Liberals profess shock and outrage that people (and, to be sure, those perennial bogey-men, corporations) whom they don’t approve of exploit the system. Liberals just don’t see how that’s an absolutely natural consequence of their own ideology – of expanding government’s remit to whatever concerns some ardent advocate can invoke. Of course, the intent was to only advance putatively selfless do-gooderism. But such schemes always serve selfish interests as well. And it’s all too easy to cloak one’s own self-serving huckle in the guise of public interest. Every tax code loophole, every corporate subsidy, bears a veneer of supposed public interest. Even the egregious farm program. Even the infamous mohair subsidy.

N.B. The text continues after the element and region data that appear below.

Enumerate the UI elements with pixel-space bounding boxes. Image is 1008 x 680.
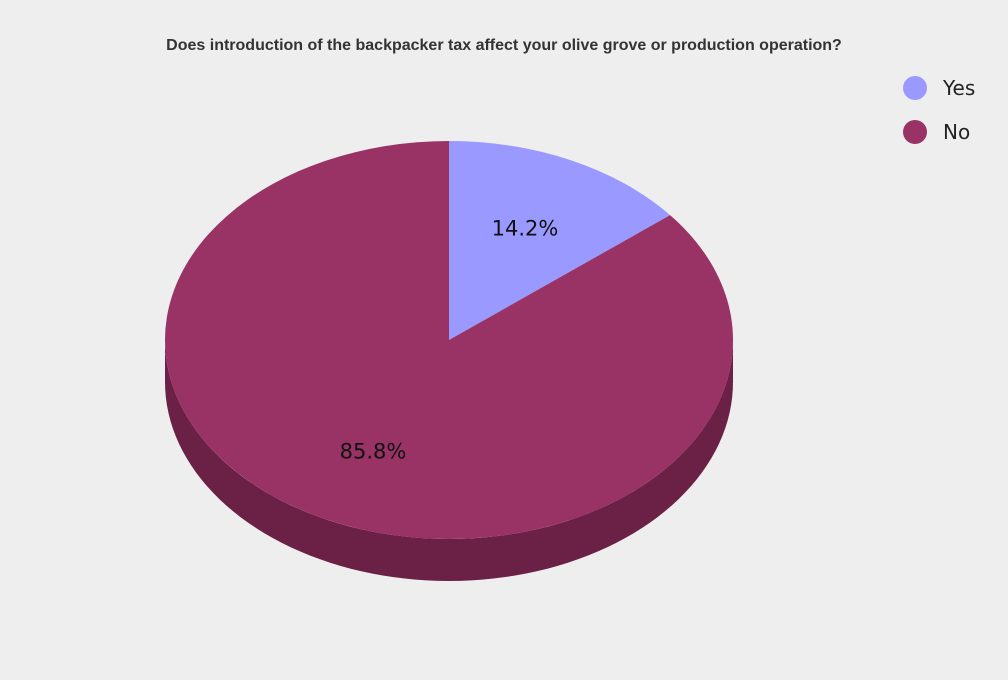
slice-label-no: 85.8% — [340, 439, 407, 463]
pie-slice-yes[interactable] — [449, 141, 671, 340]
legend-marker-no[interactable] — [903, 120, 927, 144]
pie-side-no — [165, 340, 733, 581]
legend-marker-yes[interactable] — [903, 76, 927, 100]
slice-label-yes: 14.2% — [492, 217, 559, 241]
pie-slice-no[interactable] — [164, 141, 733, 540]
slice-labels: 14.2% 85.8% — [340, 217, 559, 464]
legend: Yes No — [903, 76, 975, 144]
legend-label-yes[interactable]: Yes — [942, 76, 975, 100]
pie-group — [164, 141, 733, 581]
legend-label-no[interactable]: No — [943, 120, 970, 144]
chart-title: Does introduction of the backpacker tax … — [166, 37, 842, 54]
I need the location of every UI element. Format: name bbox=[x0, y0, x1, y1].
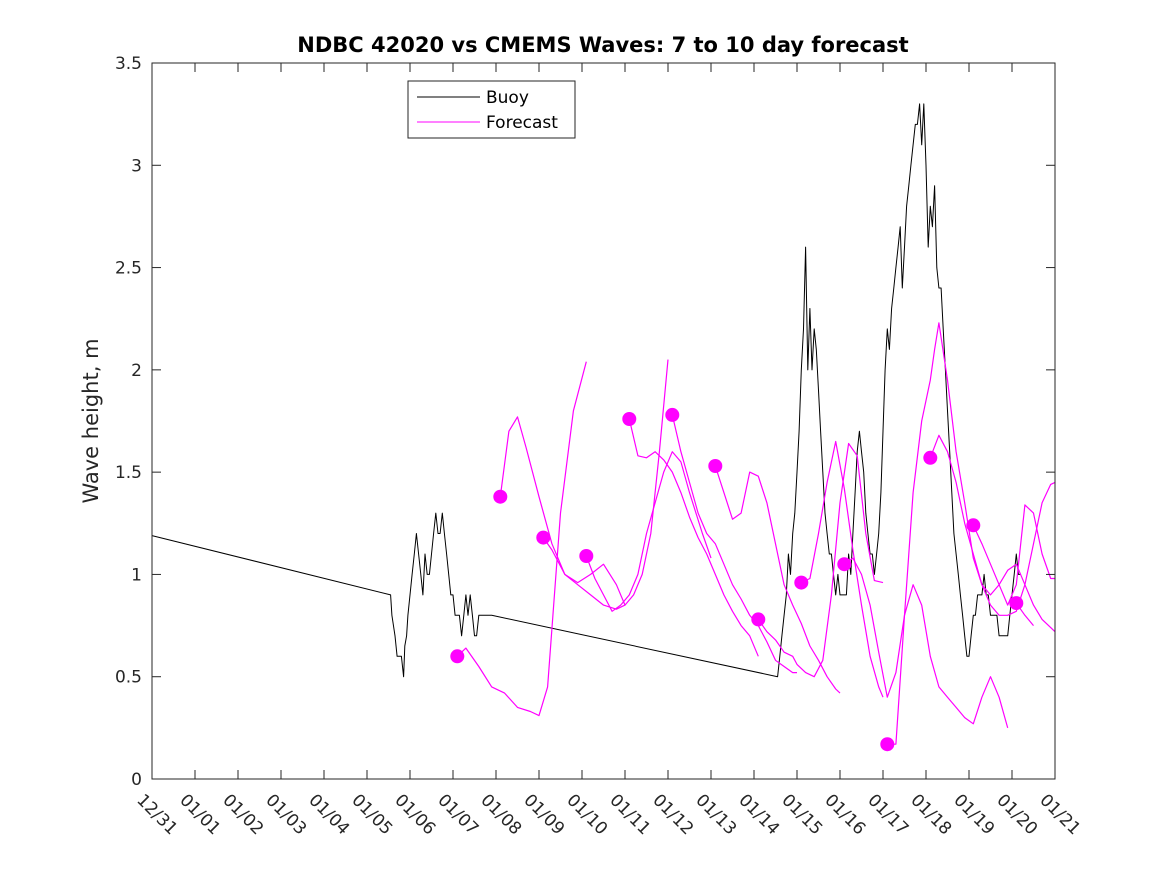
forecast-point bbox=[665, 407, 680, 422]
forecast-line-2 bbox=[499, 416, 626, 610]
chart-title: NDBC 42020 vs CMEMS Waves: 7 to 10 day f… bbox=[297, 33, 908, 57]
forecast-line-5 bbox=[628, 418, 759, 657]
y-tick-label: 0 bbox=[131, 770, 142, 790]
forecast-line-3 bbox=[542, 359, 669, 606]
forecast-point bbox=[622, 412, 637, 426]
forecast-point bbox=[1009, 596, 1024, 611]
forecast-point bbox=[536, 530, 551, 545]
series-layer bbox=[151, 103, 1056, 745]
forecast-point bbox=[837, 557, 852, 572]
legend: Buoy Forecast bbox=[407, 80, 576, 139]
forecast-line-1 bbox=[456, 361, 587, 717]
forecast-point bbox=[579, 549, 594, 563]
forecast-point bbox=[880, 737, 895, 752]
y-tick-label: 3.5 bbox=[115, 54, 142, 74]
forecast-point bbox=[966, 518, 981, 533]
forecast-point bbox=[493, 489, 508, 504]
buoy-line bbox=[151, 103, 1021, 678]
y-axis-label: Wave height, m bbox=[79, 338, 103, 503]
plot-area: 00.511.522.533.512/3101/0101/0201/0301/0… bbox=[115, 54, 1084, 839]
axes-frame bbox=[151, 62, 1056, 780]
forecast-point bbox=[450, 649, 465, 664]
y-tick-label: 1.5 bbox=[115, 463, 142, 483]
y-tick-label: 0.5 bbox=[115, 668, 142, 688]
points-layer bbox=[450, 407, 1024, 752]
forecast-line-8 bbox=[757, 442, 884, 678]
y-tick-label: 2.5 bbox=[115, 259, 142, 279]
forecast-point bbox=[751, 612, 766, 627]
forecast-point bbox=[794, 575, 809, 590]
forecast-point bbox=[923, 450, 938, 465]
forecast-line-9 bbox=[801, 440, 884, 698]
y-tick-label: 1 bbox=[131, 565, 142, 585]
forecast-line-13 bbox=[972, 504, 1055, 606]
forecast-line-12 bbox=[929, 434, 1056, 616]
forecast-line-6 bbox=[671, 414, 797, 674]
forecast-point bbox=[708, 459, 723, 473]
forecast-line-7 bbox=[714, 465, 841, 694]
forecast-line-4 bbox=[585, 451, 712, 612]
legend-buoy-label: Buoy bbox=[486, 88, 529, 108]
legend-forecast-label: Forecast bbox=[486, 113, 558, 133]
legend-box bbox=[407, 80, 576, 139]
y-tick-label: 2 bbox=[131, 361, 142, 381]
forecast-line-10 bbox=[843, 557, 1009, 729]
axes-background bbox=[152, 63, 1055, 779]
y-tick-label: 3 bbox=[131, 156, 142, 176]
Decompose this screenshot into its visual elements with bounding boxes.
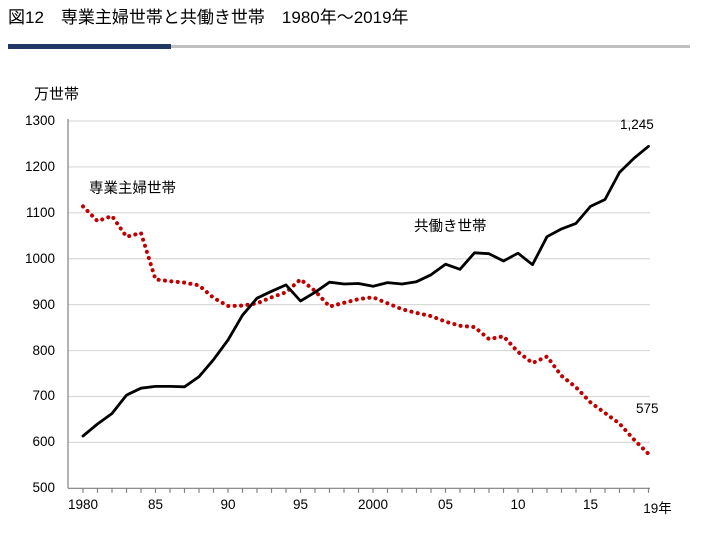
y-axis-unit-label: 万世帯 xyxy=(34,86,80,103)
y-tick-label-700: 700 xyxy=(32,388,55,404)
x-tick-label-1990: 90 xyxy=(220,497,236,512)
series-label-dual-income: 共働き世帯 xyxy=(414,219,487,235)
x-tick-label-2015: 15 xyxy=(582,497,599,512)
y-tick-label-900: 900 xyxy=(32,296,55,312)
end-value-label-housewife: 575 xyxy=(636,401,659,416)
y-tick-label-1300: 1300 xyxy=(24,113,55,128)
series-label-housewife: 専業主婦世帯 xyxy=(89,181,176,197)
y-tick-label-1200: 1200 xyxy=(24,158,55,174)
figure-title: 図12 専業主婦世帯と共働き世帯 1980年～2019年 xyxy=(8,8,409,27)
y-tick-label-1100: 1100 xyxy=(25,204,55,220)
end-value-label-dual-income: 1,245 xyxy=(620,117,654,132)
x-tick-label-2005: 05 xyxy=(437,497,454,512)
y-tick-label-1000: 1000 xyxy=(24,250,55,266)
title-rule-accent xyxy=(8,44,171,49)
x-tick-label-2000: 2000 xyxy=(357,497,389,512)
y-tick-label-500: 500 xyxy=(32,480,55,496)
x-tick-label-1995: 95 xyxy=(292,497,309,512)
x-tick-label-1980: 1980 xyxy=(67,497,99,512)
x-tick-label-2010: 10 xyxy=(510,497,526,512)
x-tick-label-2019: 19年 xyxy=(643,501,672,516)
title-rule-gray xyxy=(8,45,690,48)
y-tick-label-600: 600 xyxy=(32,434,55,450)
x-tick-label-1985: 85 xyxy=(147,497,164,512)
y-tick-label-800: 800 xyxy=(32,342,55,358)
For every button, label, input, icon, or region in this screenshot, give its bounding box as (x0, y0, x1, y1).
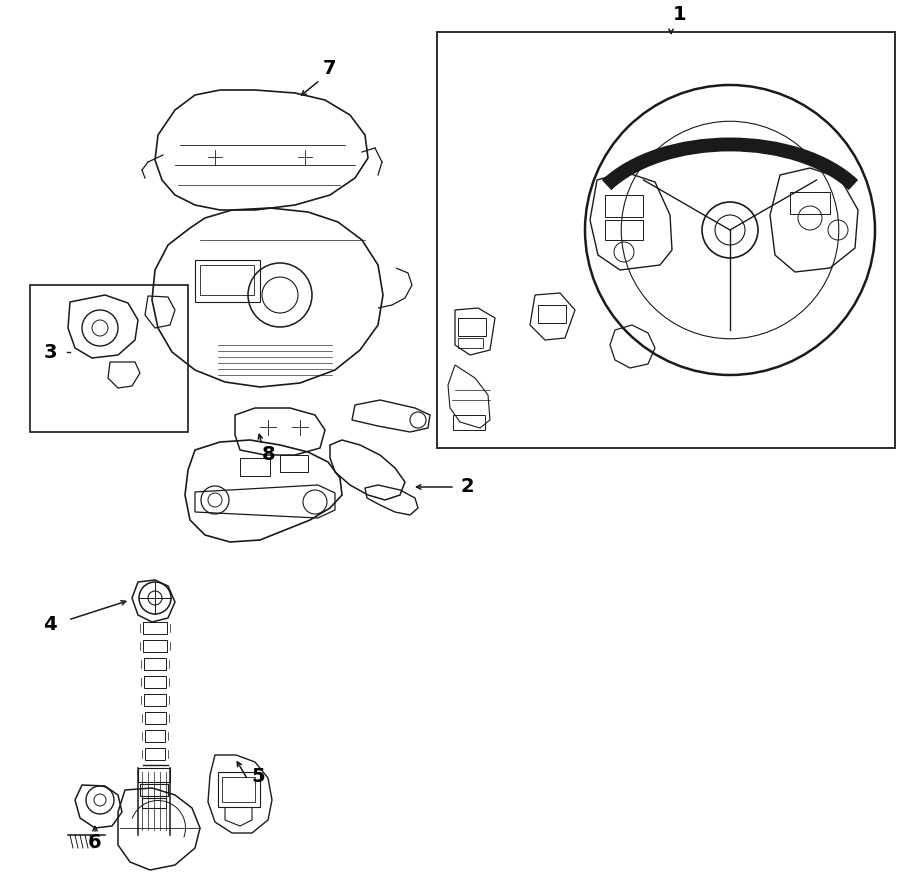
Bar (538, 305, 566, 323)
Bar (437, 32, 895, 448)
Bar (280, 455, 308, 472)
Bar (453, 415, 485, 430)
Text: 2: 2 (460, 477, 473, 496)
Text: 5: 5 (251, 766, 265, 786)
Bar (218, 772, 260, 807)
Bar (790, 192, 830, 214)
Text: 6: 6 (88, 833, 102, 852)
Text: 1: 1 (673, 5, 687, 25)
Bar (605, 220, 643, 240)
Text: 7: 7 (323, 59, 337, 77)
Bar (605, 195, 643, 217)
Bar (222, 777, 255, 802)
Text: 4: 4 (43, 616, 57, 634)
Bar (458, 338, 483, 348)
Bar (195, 260, 260, 302)
Text: 8: 8 (262, 446, 275, 465)
Bar (458, 318, 486, 336)
Text: 3: 3 (43, 343, 57, 361)
Bar (30, 285, 188, 432)
Bar (240, 458, 270, 476)
Bar (200, 265, 254, 295)
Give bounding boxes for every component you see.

These scams endure because the interests that benefit fight fiercely for them, while no one else is affected enough to be motivated to fight back. Yet, in the aggregate, it’s the death of a thousand cuts.
We are a very rich society that could easily fund every reasonable social welfare program for the needy – no problem – were it not for all the non-needy sucking at the public teat and actually crowding out the needy. The needy don’t have power and influence. It’s the non-needy who do.
The left pines for an egalitarian society wherein no one can exploit wealth and power to accrue such undue advantage. Just stating the idea exposes the flaw. Ambition and greed are so integral to the human psyche that no political system can neuter them. Certainly socialism and communism likewise foster elites that milk society for their own advantage. But at least, much unlike those statist systems, a free capitalist model leaves plenty of space for individuals to pursue self-interest through non-state means; and this produces better results for society as a whole. (See Adam Smith, The Wealth of Nations).
The answer, then, is not to try to limit government to doing only what’s really good, rather than serving selfish interests. Who, after all, is to be the judge of that? No, the answer is to limit what government does altogether.
As stated before, this will be the great challenge of the 21st century.